When I posed this question to a group of friends at a bar last weekend, I was surprised I wasn’t alone in my newfound obsession. Unbeknownst to me and to each other, we’d all been quietly watching the series and can agree: The Pitt is a perfect TV show.
For the uninitiated: Each episode of the The Pitt’s first season covers one hour of a single shift in the emergency room at Pittsburgh Trauma Medical Center, adding up to a jam-packed 15-hour day/season. (It’s been described as ER meets 24.)
Leading our ragtag group of overworked doctors, nurses, and new hires is chief attending Dr. Michael Rabinovitch (Wyle), known by both his peers and his patients as Dr. Robby. He’s an easy-to-root-for Good Guy and an even better teacher, though he’s not without his faults, as nurse Dana Evans (Katherine LaNasa) and Dr. Heather Collins (Tracy Ifeachor) are happy to point out to him.
The show also features breakout performances from Isa Briones, who plays the infuriating Dr. Trinity Santos, Gerran Howell as the bumbling student doctor Dennis Whitaker, and Taylor Dearden as the sensitive and quirky Dr. Melissa King. (Fun fact: Dearden is Bryan Cranston’s daughter.) Shabana Azeez, Patrick Ball, Supriyah Ganesh, and Fiona Dourif round out an outstanding ensemble cast.
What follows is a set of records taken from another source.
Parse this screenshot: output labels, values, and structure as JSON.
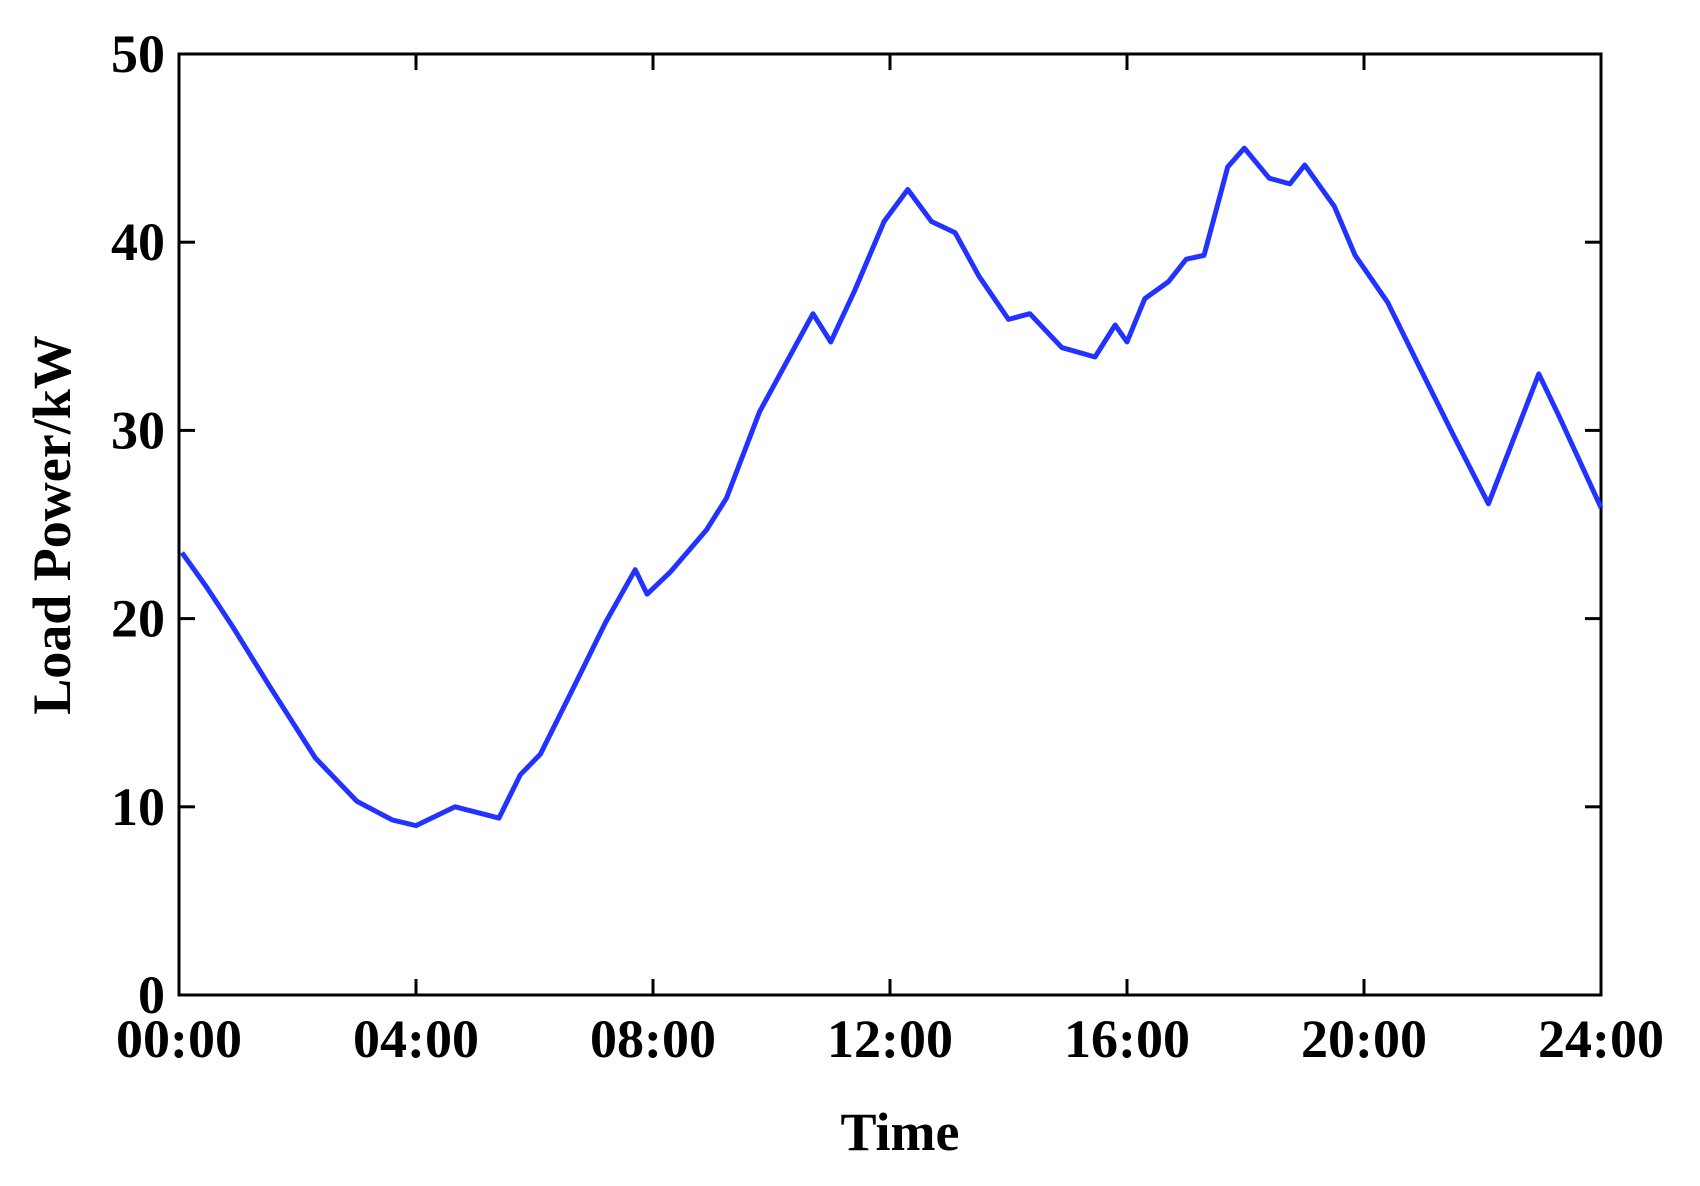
{
  "chart_data": {
    "type": "line",
    "xlabel": "Time",
    "ylabel": "Load Power/kW",
    "x": [
      0.05,
      0.46,
      0.9,
      1.55,
      2.3,
      3.0,
      3.6,
      4.0,
      4.66,
      5.4,
      5.76,
      6.1,
      6.7,
      7.2,
      7.7,
      7.9,
      8.3,
      8.9,
      9.24,
      9.8,
      10.7,
      11.0,
      11.4,
      11.9,
      12.3,
      12.7,
      13.1,
      13.5,
      14.0,
      14.36,
      14.9,
      15.46,
      15.8,
      16.0,
      16.3,
      16.7,
      17.0,
      17.3,
      17.7,
      17.98,
      18.4,
      18.75,
      19.0,
      19.5,
      19.85,
      20.4,
      20.9,
      21.5,
      22.1,
      22.95,
      23.3,
      24.0
    ],
    "series": [
      {
        "name": "Load",
        "color": "#2233ff",
        "values": [
          23.5,
          21.7,
          19.6,
          16.3,
          12.6,
          10.3,
          9.3,
          9.0,
          10.0,
          9.4,
          11.7,
          12.8,
          16.6,
          19.8,
          22.6,
          21.3,
          22.5,
          24.7,
          26.4,
          31.0,
          36.2,
          34.7,
          37.4,
          41.1,
          42.8,
          41.1,
          40.5,
          38.2,
          35.9,
          36.2,
          34.4,
          33.9,
          35.6,
          34.7,
          37.0,
          37.9,
          39.1,
          39.3,
          44.0,
          45.0,
          43.4,
          43.1,
          44.1,
          41.9,
          39.3,
          36.8,
          33.6,
          29.8,
          26.1,
          33.0,
          30.7,
          25.9
        ]
      }
    ],
    "xlim": [
      0,
      24
    ],
    "xticks": [
      {
        "value": 0,
        "label": "00:00"
      },
      {
        "value": 4,
        "label": "04:00"
      },
      {
        "value": 8,
        "label": "08:00"
      },
      {
        "value": 12,
        "label": "12:00"
      },
      {
        "value": 16,
        "label": "16:00"
      },
      {
        "value": 20,
        "label": "20:00"
      },
      {
        "value": 24,
        "label": "24:00"
      }
    ],
    "ylim": [
      0,
      50
    ],
    "yticks": [
      0,
      10,
      20,
      30,
      40,
      50
    ],
    "grid": false
  }
}
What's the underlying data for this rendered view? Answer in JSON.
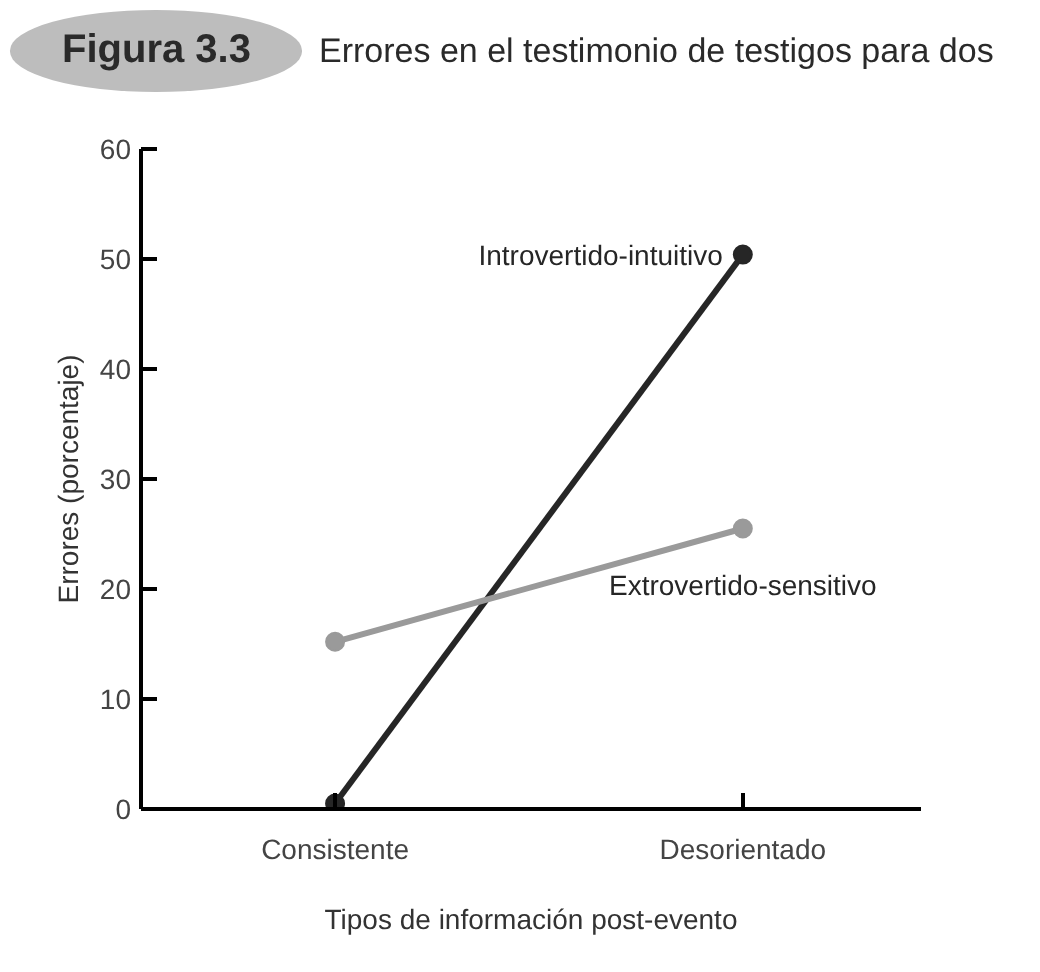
{
  "chart_data": {
    "type": "line",
    "title": "Figura 3.3",
    "subtitle": "Errores en el testimonio de testigos para dos",
    "xlabel": "Tipos de información post-evento",
    "ylabel": "Errores (porcentaje)",
    "categories": [
      "Consistente",
      "Desorientado"
    ],
    "series": [
      {
        "name": "Introvertido-intuitivo",
        "color": "#262626",
        "values": [
          0.5,
          50.4
        ]
      },
      {
        "name": "Extrovertido-sensitivo",
        "color": "#9a9a9a",
        "values": [
          15.2,
          25.5
        ]
      }
    ],
    "ylim": [
      0,
      60
    ],
    "yticks": [
      0,
      10,
      20,
      30,
      40,
      50,
      60
    ],
    "grid": false,
    "marker": "circle",
    "line_style": "solid"
  }
}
And while the focus of the show remains squarely on the patients’ ailments and their needs, the writers do an excellent job of eking out just enough of the doctors’ and nurses’ personal histories to create a hum of drama in the background. The Pitt is no Grey’s Anatomy when it comes to relationships or sex in utility closets, but there’s enough there to sate the need for a little juice. Oh, Dr. Robby and Dr. Collins used to date? Fascinating. Tell me more, after we save this six-year-old drowning victim.
But don’t just take it from me: On January 16, a week following the January 9 series premiere, Wrapped reported that the show debuted as one of the top five most-watched Max originals ever. The show currently has a 93% rating on Rotten Tomatoes and has earned plenty of praise from critics like The New Yorker’s Inkoo Kang, who wrote that “the Pitt”—the emergency room at the Pittsburgh Medical Trauma Center—“is exactly where you’d want to be for some counterintuitive comfort TV."
Personally, I’m more interested in the reactions from real-life ER doctors, one of whom called the show “the most realistic portrayal of an ER I’ve ever seen (taking crown from ER season 1)” on the r/Television subreddit. In the same thread, an ER nurse followed up, “Every single thing that happens is 100% something I’ve seen in the ER at some point!”
Part of that realism can be chalked up to the team’s collective experience. Creator R. Scott Gemmill and executive producer and director John Wells may not have been actual ER doctors, but they’re the next best thing: alum of the beloved ’90s medical drama ER. Wyle, too, is a veteran of the network show most often mentioned in conjunction with George Clooney’s name (it’s where he got his start). But don’t call it a reboot (although some people are—the estate of Michael Crichton, the creator of ER, is suing Warner Bros., calling The Pitt an unauthorized remake. Warner Bros. calls the allegation “baseless.”)
For millennials like myself, however, part of the joy of discovering The Pitt is feeling as though I’m experiencing the heyday of the network medical drama. ER premiered in 1994, when I was a year old. Then came Scrubs in 2001 (more of a comedy, but still). House M.D. nabbed the coveted post–American Idol slot in 2004, and was followed up by Grey’s Anatomy in 2005. With The Pitt getting such rave reviews, it really, truly feels as if the medical drama renaissance could be upon us. Sheltered preteens of the early aughts who weren’t allowed to watch Grey’s because of its “sexual themes”—this is our time.
New episodes of The Pitt air at 9 p.m. ET on Max. The finale will air on April 15.